Our modeling approach has other limitations.7 The use of mortality‐based signals for jurisdiction‐level HCV RNA infection prevalence may not capture all geo‐spatial variation in HCV‐related mortality and deaths attributable to injection drug use. Narcotic overdose deaths are an imperfect signal for injection drug use because of geographic variation in both types of narcotics used, how likely they are to be injected, and laws and interventions intended to reduce overdose deaths. Moreover, if underreporting of HCV‐related mortality is differential by jurisdiction, this may compromise the reliability of these mortality estimates as a geographic signal for underlying hepatitis C prevalence. Population size and hepatitis C morbidity estimates for populations not sampled by NHANES were data‐informed but may not fully capture the number of HCV infections in those populations. Hepatitis C prevalence data by demographic strata are particularly limited for populations unsampled by NHANES, so assumptions based on available data had to be made for stratified estimation in these groups (Supporting Table S4). Published estimates of hepatitis C morbidity in the incarcerated population may be higher or lower than underlying prevalence, which would be better captured with routine screening. Because of the estimation methods used for unsampled populations, we were unable to compute standard errors and accompanying confidence intervals around prevalence estimates. Stratum‐specific numbers of HCV infections in NHANES serve as the basis for modeled estimates and are more limited in groups with lower NHANES‐based prevalence. Finally, these estimates represent prevalent rather than incident infections. Prevalent infections comprise both older and new infections, so disparities observed in these data reflect both historical disease patterns and the changing epidemiology of HCV infection. Despite these limitations, this method uses a powerful national database with biomarkers for prevalent HCV infection, well‐established geo‐spatial markers of hepatitis C morbidity, nearly exact standardization to jurisdictional populations, and thorough research on populations unsampled by NHANES to produce hepatitis C prevalence estimates.

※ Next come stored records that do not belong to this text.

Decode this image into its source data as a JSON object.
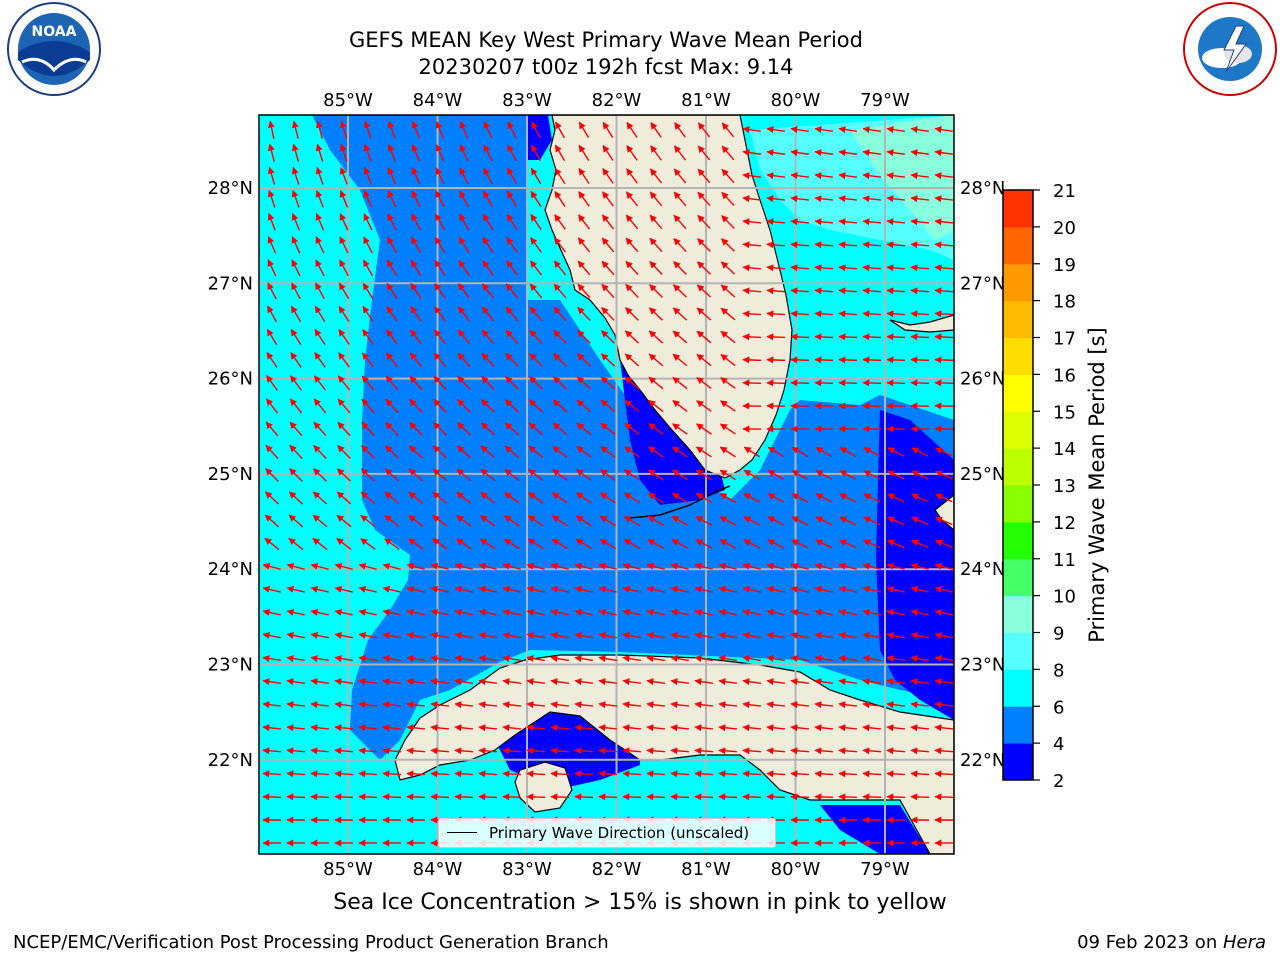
{
  "title": {
    "line1": "GEFS MEAN Key West Primary Wave Mean Period",
    "line2": "20230207 t00z 192h fcst   Max: 9.14"
  },
  "logos": {
    "left": "NOAA",
    "right": "NATIONAL WEATHER SERVICE"
  },
  "map": {
    "lon_labels": [
      "85°W",
      "84°W",
      "83°W",
      "82°W",
      "81°W",
      "80°W",
      "79°W"
    ],
    "lat_labels": [
      "28°N",
      "27°N",
      "26°N",
      "25°N",
      "24°N",
      "23°N",
      "22°N"
    ],
    "legend_label": "Primary Wave Direction (unscaled)",
    "colors": {
      "land": "#efecdc",
      "arrow": "#ff0000",
      "grid": "#b4b4b4",
      "band_2_4": "#0000ff",
      "band_4_6": "#0080ff",
      "band_6_8": "#00ffff",
      "band_8_9": "#55ffff",
      "band_9_10": "#88ffdd"
    }
  },
  "colorbar": {
    "label": "Primary Wave Mean Period [s]",
    "ticks": [
      "2",
      "4",
      "6",
      "8",
      "9",
      "10",
      "11",
      "12",
      "13",
      "14",
      "15",
      "16",
      "17",
      "18",
      "19",
      "20",
      "21"
    ],
    "colors": [
      "#0000ff",
      "#0080ff",
      "#00ffff",
      "#55ffff",
      "#88ffdd",
      "#44ff66",
      "#22ff00",
      "#88ff00",
      "#bbff00",
      "#ddff00",
      "#ffff00",
      "#ffdd00",
      "#ffbb00",
      "#ff9900",
      "#ff6600",
      "#ff3300",
      "#ff0000"
    ]
  },
  "caption": "Sea Ice Concentration > 15% is shown in pink to yellow",
  "footer": {
    "left": "NCEP/EMC/Verification Post Processing Product Generation Branch",
    "right_date": "09 Feb 2023 on ",
    "right_host": "Hera"
  }
}
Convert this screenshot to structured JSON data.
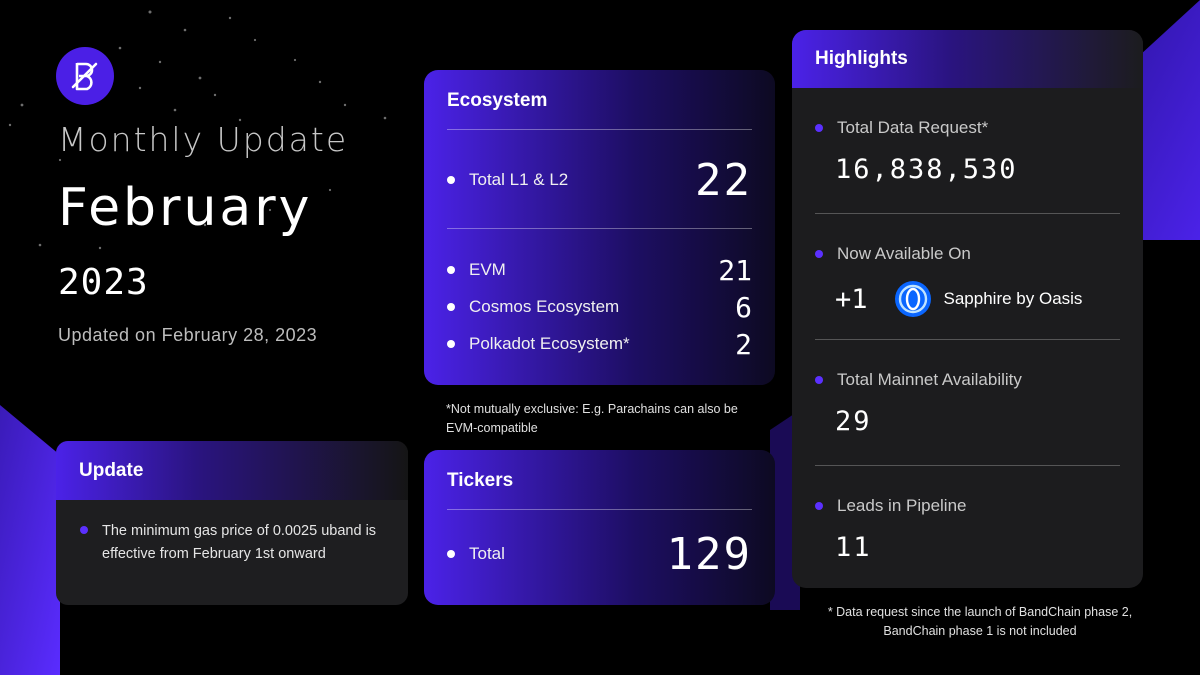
{
  "header": {
    "title_line1": "Monthly Update",
    "month": "February",
    "year": "2023",
    "updated_on": "Updated on February 28, 2023",
    "accent_color": "#4b22e8"
  },
  "update": {
    "title": "Update",
    "text": "The minimum gas price of 0.0025 uband is effective from February 1st onward"
  },
  "ecosystem": {
    "title": "Ecosystem",
    "total_label": "Total L1 & L2",
    "total_value": "22",
    "items": [
      {
        "label": "EVM",
        "value": "21"
      },
      {
        "label": "Cosmos Ecosystem",
        "value": "6"
      },
      {
        "label": "Polkadot Ecosystem*",
        "value": "2"
      }
    ],
    "footnote": "*Not mutually exclusive: E.g. Parachains can also be  EVM-compatible"
  },
  "tickers": {
    "title": "Tickers",
    "total_label": "Total",
    "total_value": "129"
  },
  "highlights": {
    "title": "Highlights",
    "data_request_label": "Total Data Request*",
    "data_request_value": "16,838,530",
    "available_label": "Now Available On",
    "available_plus": "+1",
    "available_chain": "Sapphire by Oasis",
    "mainnet_label": "Total Mainnet Availability",
    "mainnet_value": "29",
    "leads_label": "Leads in Pipeline",
    "leads_value": "11",
    "footnote": "* Data request since the launch of BandChain phase 2, BandChain phase 1 is not included"
  }
}
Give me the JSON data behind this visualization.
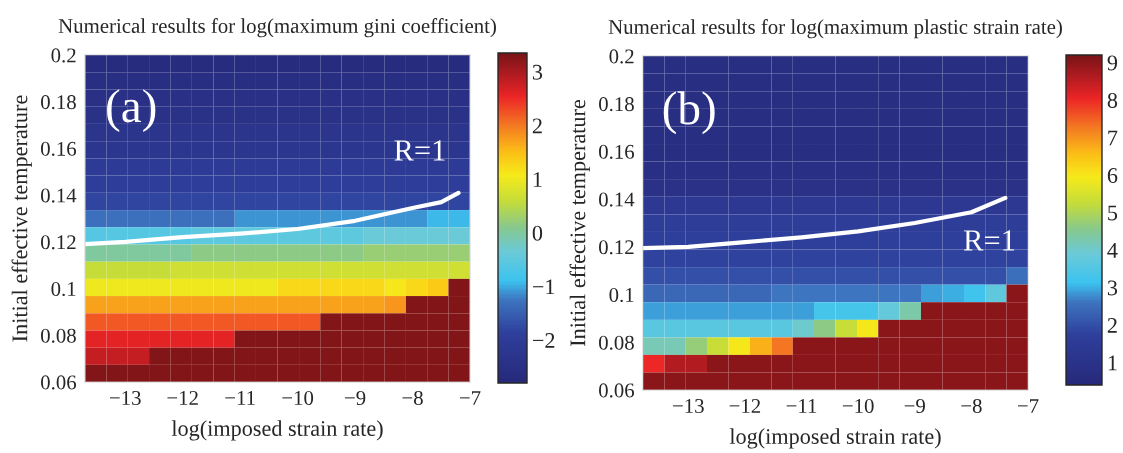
{
  "chart_data": [
    {
      "type": "heatmap",
      "title": "Numerical results for log(maximum gini coefficient)",
      "xlabel": "log(imposed strain rate)",
      "ylabel": "Initial effective temperature",
      "x": [
        -13.51,
        -13.14,
        -12.77,
        -12.4,
        -12.03,
        -11.65,
        -11.28,
        -10.91,
        -10.54,
        -10.16,
        -9.79,
        -9.42,
        -9.05,
        -8.67,
        -8.3,
        -7.93,
        -7.56,
        -7.19
      ],
      "y": [
        0.1963,
        0.1889,
        0.1815,
        0.1742,
        0.1668,
        0.1594,
        0.1521,
        0.1447,
        0.1373,
        0.1299,
        0.1226,
        0.1152,
        0.1078,
        0.1005,
        0.0931,
        0.0857,
        0.0784,
        0.071,
        0.0637
      ],
      "cells": [
        [
          -2.65,
          -2.65,
          -2.65,
          -2.65,
          -2.65,
          -2.65,
          -2.65,
          -2.65,
          -2.65,
          -2.65,
          -2.65,
          -2.65,
          -2.65,
          -2.65,
          -2.65,
          -2.65,
          -2.65,
          -2.65
        ],
        [
          -2.6,
          -2.6,
          -2.6,
          -2.6,
          -2.6,
          -2.6,
          -2.6,
          -2.6,
          -2.6,
          -2.6,
          -2.6,
          -2.6,
          -2.6,
          -2.6,
          -2.6,
          -2.6,
          -2.6,
          -2.6
        ],
        [
          -2.5,
          -2.5,
          -2.5,
          -2.5,
          -2.5,
          -2.5,
          -2.5,
          -2.5,
          -2.5,
          -2.5,
          -2.5,
          -2.5,
          -2.5,
          -2.5,
          -2.5,
          -2.5,
          -2.5,
          -2.5
        ],
        [
          -2.4,
          -2.4,
          -2.4,
          -2.4,
          -2.4,
          -2.4,
          -2.4,
          -2.4,
          -2.4,
          -2.4,
          -2.4,
          -2.4,
          -2.4,
          -2.4,
          -2.4,
          -2.4,
          -2.4,
          -2.4
        ],
        [
          -2.3,
          -2.3,
          -2.3,
          -2.3,
          -2.3,
          -2.3,
          -2.3,
          -2.3,
          -2.3,
          -2.3,
          -2.3,
          -2.3,
          -2.3,
          -2.3,
          -2.3,
          -2.3,
          -2.3,
          -2.3
        ],
        [
          -2.2,
          -2.2,
          -2.2,
          -2.2,
          -2.2,
          -2.2,
          -2.2,
          -2.2,
          -2.2,
          -2.2,
          -2.2,
          -2.2,
          -2.2,
          -2.2,
          -2.2,
          -2.2,
          -2.2,
          -2.2
        ],
        [
          -2.05,
          -2.05,
          -2.05,
          -2.05,
          -2.05,
          -2.05,
          -2.05,
          -2.05,
          -2.05,
          -2.05,
          -2.05,
          -2.05,
          -2.05,
          -2.05,
          -2.05,
          -2.05,
          -2.05,
          -2.05
        ],
        [
          -1.95,
          -1.95,
          -1.95,
          -1.95,
          -1.95,
          -1.95,
          -1.95,
          -1.95,
          -1.95,
          -1.95,
          -1.95,
          -1.95,
          -1.95,
          -1.95,
          -1.95,
          -1.95,
          -1.95,
          -1.95
        ],
        [
          -1.8,
          -1.8,
          -1.8,
          -1.8,
          -1.8,
          -1.8,
          -1.8,
          -1.8,
          -1.8,
          -1.8,
          -1.8,
          -1.8,
          -1.8,
          -1.8,
          -1.8,
          -1.8,
          -1.8,
          -1.8
        ],
        [
          -1.3,
          -1.3,
          -1.3,
          -1.3,
          -1.3,
          -1.3,
          -1.3,
          -1.1,
          -1.1,
          -1.1,
          -1.1,
          -1.1,
          -1.1,
          -1.1,
          -1.1,
          -1.1,
          -0.95,
          -0.95
        ],
        [
          -0.6,
          -0.6,
          -0.6,
          -0.6,
          -0.6,
          -0.5,
          -0.5,
          -0.5,
          -0.5,
          -0.5,
          -0.5,
          -0.5,
          -0.5,
          -0.35,
          -0.35,
          -0.35,
          -0.35,
          -0.35
        ],
        [
          0.0,
          0.0,
          0.0,
          0.0,
          0.0,
          0.15,
          0.15,
          0.15,
          0.15,
          0.15,
          0.15,
          0.15,
          0.15,
          0.25,
          0.25,
          0.25,
          0.25,
          0.25
        ],
        [
          0.6,
          0.6,
          0.6,
          0.6,
          0.7,
          0.7,
          0.7,
          0.7,
          0.7,
          0.7,
          0.7,
          0.7,
          0.7,
          0.7,
          0.7,
          0.7,
          0.7,
          0.7
        ],
        [
          1.0,
          1.0,
          1.0,
          1.0,
          1.0,
          1.0,
          1.0,
          1.0,
          1.0,
          1.25,
          1.25,
          1.25,
          1.25,
          1.25,
          1.1,
          1.25,
          1.4,
          3.3
        ],
        [
          1.7,
          1.7,
          1.7,
          1.7,
          1.7,
          1.7,
          1.7,
          1.7,
          1.7,
          1.7,
          1.7,
          1.7,
          1.7,
          1.7,
          1.8,
          3.3,
          3.3,
          3.3
        ],
        [
          2.2,
          2.2,
          2.2,
          2.2,
          2.2,
          2.2,
          2.2,
          2.2,
          2.2,
          2.2,
          2.2,
          3.3,
          3.3,
          3.3,
          3.3,
          3.3,
          3.3,
          3.3
        ],
        [
          2.6,
          2.6,
          2.6,
          2.6,
          2.6,
          2.6,
          2.6,
          3.3,
          3.3,
          3.3,
          3.3,
          3.3,
          3.3,
          3.3,
          3.3,
          3.3,
          3.3,
          3.3
        ],
        [
          2.8,
          2.8,
          2.8,
          3.3,
          3.3,
          3.3,
          3.3,
          3.3,
          3.3,
          3.3,
          3.3,
          3.3,
          3.3,
          3.3,
          3.3,
          3.3,
          3.3,
          3.3
        ],
        [
          3.3,
          3.3,
          3.3,
          3.3,
          3.3,
          3.3,
          3.3,
          3.3,
          3.3,
          3.3,
          3.3,
          3.3,
          3.3,
          3.3,
          3.3,
          3.3,
          3.3,
          3.3
        ]
      ],
      "clim": [
        -2.8,
        3.35
      ],
      "cticks": [
        {
          "value": -2,
          "label": "−2"
        },
        {
          "value": -1,
          "label": "−1"
        },
        0,
        1,
        2,
        3
      ],
      "xlim": [
        -13.7,
        -7
      ],
      "ylim": [
        0.06,
        0.2
      ],
      "xticks": [
        {
          "value": -13,
          "label": "−13"
        },
        {
          "value": -12,
          "label": "−12"
        },
        {
          "value": -11,
          "label": "−11"
        },
        {
          "value": -10,
          "label": "−10"
        },
        {
          "value": -9,
          "label": "−9"
        },
        {
          "value": -8,
          "label": "−8"
        },
        {
          "value": -7,
          "label": "−7"
        }
      ],
      "yticks": [
        0.06,
        0.08,
        0.1,
        0.12,
        0.14,
        0.16,
        0.18,
        0.2
      ],
      "series": [
        {
          "type": "line",
          "color": "#ffffff",
          "x": [
            -13.7,
            -13,
            -12,
            -11,
            -10,
            -9,
            -8,
            -7.5,
            -7.2
          ],
          "values": [
            0.119,
            0.12,
            0.122,
            0.1235,
            0.1255,
            0.129,
            0.1345,
            0.137,
            0.141
          ]
        }
      ],
      "annotations": [
        "(a)",
        "R=1"
      ]
    },
    {
      "type": "heatmap",
      "title": "Numerical results for log(maximum plastic strain rate)",
      "xlabel": "log(imposed strain rate)",
      "ylabel": "Initial effective temperature",
      "x": [
        -13.61,
        -13.23,
        -12.86,
        -12.48,
        -12.1,
        -11.72,
        -11.34,
        -10.97,
        -10.59,
        -10.21,
        -9.83,
        -9.46,
        -9.08,
        -8.7,
        -8.32,
        -7.94,
        -7.57,
        -7.19
      ],
      "y": [
        0.1963,
        0.1889,
        0.1815,
        0.1742,
        0.1668,
        0.1594,
        0.1521,
        0.1447,
        0.1373,
        0.1299,
        0.1226,
        0.1152,
        0.1078,
        0.1005,
        0.0931,
        0.0857,
        0.0784,
        0.071,
        0.0637
      ],
      "cells": [
        [
          0.7,
          0.7,
          0.7,
          0.7,
          0.7,
          0.7,
          0.7,
          0.7,
          0.7,
          0.7,
          0.7,
          0.7,
          0.7,
          0.7,
          0.7,
          0.7,
          0.7,
          0.7
        ],
        [
          0.7,
          0.7,
          0.7,
          0.7,
          0.7,
          0.7,
          0.7,
          0.7,
          0.7,
          0.7,
          0.7,
          0.7,
          0.7,
          0.7,
          0.7,
          0.7,
          0.7,
          0.7
        ],
        [
          0.7,
          0.7,
          0.7,
          0.7,
          0.7,
          0.7,
          0.7,
          0.7,
          0.7,
          0.7,
          0.7,
          0.7,
          0.7,
          0.7,
          0.7,
          0.7,
          0.7,
          0.7
        ],
        [
          0.7,
          0.7,
          0.7,
          0.7,
          0.7,
          0.7,
          0.7,
          0.7,
          0.7,
          0.7,
          0.7,
          0.7,
          0.7,
          0.7,
          0.7,
          0.7,
          0.7,
          0.7
        ],
        [
          0.7,
          0.7,
          0.7,
          0.7,
          0.7,
          0.7,
          0.7,
          0.7,
          0.7,
          0.7,
          0.7,
          0.7,
          0.7,
          0.7,
          0.7,
          0.7,
          0.7,
          0.7
        ],
        [
          0.7,
          0.7,
          0.7,
          0.7,
          0.7,
          0.7,
          0.7,
          0.7,
          0.7,
          0.7,
          0.7,
          0.7,
          0.7,
          0.7,
          0.7,
          0.7,
          0.7,
          0.7
        ],
        [
          0.8,
          0.8,
          0.8,
          0.8,
          0.8,
          0.8,
          0.8,
          0.8,
          0.8,
          0.8,
          0.8,
          0.8,
          0.8,
          0.8,
          0.8,
          0.8,
          0.8,
          0.8
        ],
        [
          0.9,
          0.9,
          0.9,
          0.9,
          0.9,
          0.9,
          0.9,
          0.9,
          0.9,
          0.9,
          0.9,
          0.9,
          0.9,
          0.9,
          0.9,
          0.9,
          0.9,
          0.9
        ],
        [
          1.3,
          1.3,
          1.3,
          1.3,
          1.3,
          1.3,
          1.3,
          1.3,
          1.3,
          1.3,
          1.3,
          1.3,
          1.3,
          1.3,
          1.3,
          1.3,
          1.3,
          1.3
        ],
        [
          1.6,
          1.6,
          1.6,
          1.6,
          1.6,
          1.6,
          1.6,
          1.6,
          1.6,
          1.6,
          1.6,
          1.6,
          1.6,
          1.6,
          1.6,
          1.6,
          1.6,
          1.6
        ],
        [
          1.7,
          1.7,
          1.7,
          1.7,
          1.7,
          1.7,
          1.7,
          1.7,
          1.7,
          1.7,
          1.7,
          1.7,
          1.7,
          1.7,
          1.7,
          1.7,
          1.7,
          1.7
        ],
        [
          1.8,
          1.8,
          1.8,
          1.8,
          1.8,
          1.8,
          1.8,
          1.8,
          1.8,
          1.8,
          1.8,
          1.8,
          1.8,
          1.8,
          1.8,
          1.8,
          1.8,
          1.8
        ],
        [
          2.0,
          2.0,
          2.0,
          2.0,
          2.0,
          2.0,
          2.0,
          2.0,
          2.0,
          2.0,
          2.0,
          2.0,
          2.0,
          2.0,
          2.0,
          2.0,
          2.0,
          2.5
        ],
        [
          2.4,
          2.4,
          2.4,
          2.4,
          2.4,
          2.4,
          2.6,
          2.6,
          2.6,
          2.6,
          2.6,
          2.6,
          2.6,
          2.9,
          3.0,
          3.2,
          3.7,
          9.0
        ],
        [
          2.9,
          2.9,
          2.9,
          2.9,
          2.9,
          2.9,
          2.9,
          2.9,
          3.3,
          3.3,
          3.3,
          3.8,
          4.3,
          9.0,
          9.0,
          9.0,
          9.0,
          9.0
        ],
        [
          3.6,
          3.6,
          3.6,
          3.6,
          3.6,
          3.6,
          3.6,
          4.0,
          4.6,
          5.3,
          6.0,
          9.0,
          9.0,
          9.0,
          9.0,
          9.0,
          9.0,
          9.0
        ],
        [
          4.2,
          4.2,
          4.7,
          5.3,
          6.0,
          6.7,
          7.3,
          9.0,
          9.0,
          9.0,
          9.0,
          9.0,
          9.0,
          9.0,
          9.0,
          9.0,
          9.0,
          9.0
        ],
        [
          8.0,
          8.6,
          8.6,
          9.0,
          9.0,
          9.0,
          9.0,
          9.0,
          9.0,
          9.0,
          9.0,
          9.0,
          9.0,
          9.0,
          9.0,
          9.0,
          9.0,
          9.0
        ],
        [
          9.0,
          9.0,
          9.0,
          9.0,
          9.0,
          9.0,
          9.0,
          9.0,
          9.0,
          9.0,
          9.0,
          9.0,
          9.0,
          9.0,
          9.0,
          9.0,
          9.0,
          9.0
        ]
      ],
      "clim": [
        0.4,
        9.2
      ],
      "cticks": [
        1,
        2,
        3,
        4,
        5,
        6,
        7,
        8,
        9
      ],
      "xlim": [
        -13.8,
        -7
      ],
      "ylim": [
        0.06,
        0.2
      ],
      "xticks": [
        {
          "value": -13,
          "label": "−13"
        },
        {
          "value": -12,
          "label": "−12"
        },
        {
          "value": -11,
          "label": "−11"
        },
        {
          "value": -10,
          "label": "−10"
        },
        {
          "value": -9,
          "label": "−9"
        },
        {
          "value": -8,
          "label": "−8"
        },
        {
          "value": -7,
          "label": "−7"
        }
      ],
      "yticks": [
        0.06,
        0.08,
        0.1,
        0.12,
        0.14,
        0.16,
        0.18,
        0.2
      ],
      "series": [
        {
          "type": "line",
          "color": "#ffffff",
          "x": [
            -13.8,
            -13,
            -12,
            -11,
            -10,
            -9,
            -8,
            -7.4
          ],
          "values": [
            0.1195,
            0.12,
            0.122,
            0.124,
            0.1265,
            0.13,
            0.1345,
            0.1405
          ]
        }
      ],
      "annotations": [
        "(b)",
        "R=1"
      ]
    }
  ]
}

These model‐based estimates provide updated and comprehensive information on prevalent HCV infections that jurisdictions can use for understanding local disease patterns and allocating resources accordingly. Strengthened state‐level hepatitis surveillance is needed for optimal monitoring of HCV disease patterns as incident infections rise among persons who inject drugs and curative therapies become increasingly accessible. However, progress toward HCV elimination and reductions in observed disparities cannot wait for surveillance systems to mature. Modeled estimates can guide policy and programs for preventing and treating HCV infection by elucidating populations with the greatest need for intervention.

Acknowledgments

We acknowledge funding from the CDC National Center for HIV/AIDS, Viral Hepatitis, STD, and TB Prevention Epidemiologic and Economic Modeling Agreement (NEEMA) (U38 PS004646).